A lot of landlords keep an old home and turn it in to a rental. What does that do to the tax on the growth in value? It might not worth how you think.
Let’s paint a scenario. Bob bought a house in 1989 for £250,000. He moved out of it in late 2007 when it was worth £650,000 and started renting it out. The house is now worth £750,000.
To summarise in the 18 years he lived there, the tempt period, it went up £400,000. in the 18 years since, the taxable period, it has gone up £100,000.
When he sells the house this year he will logically be thinking that he will pay tax on the £100,000. Note for this purpose I am ignoring the extra principal private residence relief that would exempt the final nine months of ownership.
This isn’t what happens though.
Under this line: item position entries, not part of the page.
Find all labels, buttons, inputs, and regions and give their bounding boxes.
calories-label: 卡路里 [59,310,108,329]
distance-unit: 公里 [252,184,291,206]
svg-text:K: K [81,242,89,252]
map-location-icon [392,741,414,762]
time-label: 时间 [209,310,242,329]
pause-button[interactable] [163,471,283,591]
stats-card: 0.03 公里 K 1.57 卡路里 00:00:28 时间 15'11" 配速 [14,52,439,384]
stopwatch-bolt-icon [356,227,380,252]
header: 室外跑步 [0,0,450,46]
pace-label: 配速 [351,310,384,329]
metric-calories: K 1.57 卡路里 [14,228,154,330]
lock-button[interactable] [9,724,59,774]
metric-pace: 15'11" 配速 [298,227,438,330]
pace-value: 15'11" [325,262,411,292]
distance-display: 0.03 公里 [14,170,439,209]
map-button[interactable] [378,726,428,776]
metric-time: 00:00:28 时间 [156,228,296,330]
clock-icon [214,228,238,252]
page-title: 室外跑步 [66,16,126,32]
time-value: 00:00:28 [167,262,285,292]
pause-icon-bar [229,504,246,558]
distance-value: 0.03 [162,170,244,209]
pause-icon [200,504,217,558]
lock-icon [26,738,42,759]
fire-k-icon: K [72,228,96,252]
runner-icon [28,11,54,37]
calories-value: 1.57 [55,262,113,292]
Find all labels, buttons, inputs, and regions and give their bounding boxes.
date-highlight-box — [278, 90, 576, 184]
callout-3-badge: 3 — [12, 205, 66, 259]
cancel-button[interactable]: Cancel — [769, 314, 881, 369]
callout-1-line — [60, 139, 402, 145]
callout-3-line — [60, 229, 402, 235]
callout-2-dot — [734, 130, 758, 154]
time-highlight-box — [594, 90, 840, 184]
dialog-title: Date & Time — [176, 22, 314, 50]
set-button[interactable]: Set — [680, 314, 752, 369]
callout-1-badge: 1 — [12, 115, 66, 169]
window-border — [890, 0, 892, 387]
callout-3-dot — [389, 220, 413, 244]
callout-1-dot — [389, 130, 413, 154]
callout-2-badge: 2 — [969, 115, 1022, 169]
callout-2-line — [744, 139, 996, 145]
For capital gains tax purposes HMRC will assume the growth in value accrued evenly over the total ownership. Some of you will have spotted where this is going already.
Bob thought he would have £400,000 of exempt growth and £100,000 of taxable growth. Not so. The total growth of £500,000 is spread evenly. Half of the ownership is exempt and half is taxable based on the number of years of occupation and rental. On that basis £250,000 of the growth is taxable and only £250,000 of growth is exempt. That makes a staggering difference to the tax position.
Bob thought his bill would be about £24,000 whereas it will be nearer to £60,000. THat’s tax for you! Always kicking you when you least expect it!
Ironically the value of £650,000 is relevant for income tax purposes and will be the value used to determine how much mortgage interest is allowed for tax relief! So if Bob remortgaged up to £650,000 (unlikely I know but just to make the point!) he would get tax relief on the full mortgage interest. It would be restricted to 20% credit like all interests but the important point is that the whole mortgage would be allowed and not the £250,000 original purchase price.